Now that you have mastered the Woolly Bugger, there is a wide world of tying open to you! The "bugger" opens up a world of fly tying. It teaches us proportions, the pinch wrap, how to not crowd the head, palmering a hackle, a counter-rib and not trapping hackle fibers (wiggle it, just a little bit), and a number of other lessons. As mentioned in the first bugger post, there are many reasons that "a bugger" is the first fly so many of us learned to tie. Though it was 35 years (wow, am I old) since I tied my first fly, as I remember it, it was a gray Woolly Worm.

Buggers to be incorporated into articulated streamers
Buggers, more or less. These will become the back half of some articulated streamers.

And once we can tie a well proportioned and tied bugger (don't crowd that head!), we can start getting a little fancier. Adding rugger legs makes for a fly that moves differently in the water (see below). We can add a deer hair head like on the Bow River Bugger and any number of sculpin imitations. You can tie them with different "hackles" - like CDC, schlappen, pseudo hackle, emu feathers, or any number of other options. There are tons of ways to create dubbing loops that provide a more interesting bugger body.
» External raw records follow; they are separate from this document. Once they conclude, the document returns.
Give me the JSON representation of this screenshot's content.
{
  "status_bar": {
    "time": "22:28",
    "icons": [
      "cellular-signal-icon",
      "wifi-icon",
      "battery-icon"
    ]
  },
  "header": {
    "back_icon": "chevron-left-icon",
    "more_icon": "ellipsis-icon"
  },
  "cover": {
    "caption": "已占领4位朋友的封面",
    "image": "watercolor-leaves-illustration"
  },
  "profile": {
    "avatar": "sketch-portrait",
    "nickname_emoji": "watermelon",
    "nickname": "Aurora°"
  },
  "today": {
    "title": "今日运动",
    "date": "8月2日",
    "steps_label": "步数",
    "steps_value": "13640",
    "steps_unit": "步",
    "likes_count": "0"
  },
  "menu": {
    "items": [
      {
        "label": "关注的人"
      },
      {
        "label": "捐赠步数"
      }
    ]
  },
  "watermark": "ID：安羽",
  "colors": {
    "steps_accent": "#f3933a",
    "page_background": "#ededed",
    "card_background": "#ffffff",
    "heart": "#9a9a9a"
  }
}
While I readily admit to being a dry fly snob, there is probably nothing I enjoy to tie more than big ass streamers. They are the perfect place to tinker and try out different ideas - articulations, colors, how that fly is going to swim and/or push water, move in the water, and any number of other factors are open to experimentation and "mixing and matching". Because they are relatively simple to tie, versatile, provide significant movement without too much bulk, and any number of other reasons, many streamers use the venerable Woolly Bugger as their base. See the list of linked videos below for a whole bunch of streamers built on the Woolly Bugger frame.

That is a very incomplete list of streamers that are built on the Woolly Bugger chassis. I could list several times as many video links but I think you get the point - "the bugger" is a great starting point for a lot more complex fly patterns.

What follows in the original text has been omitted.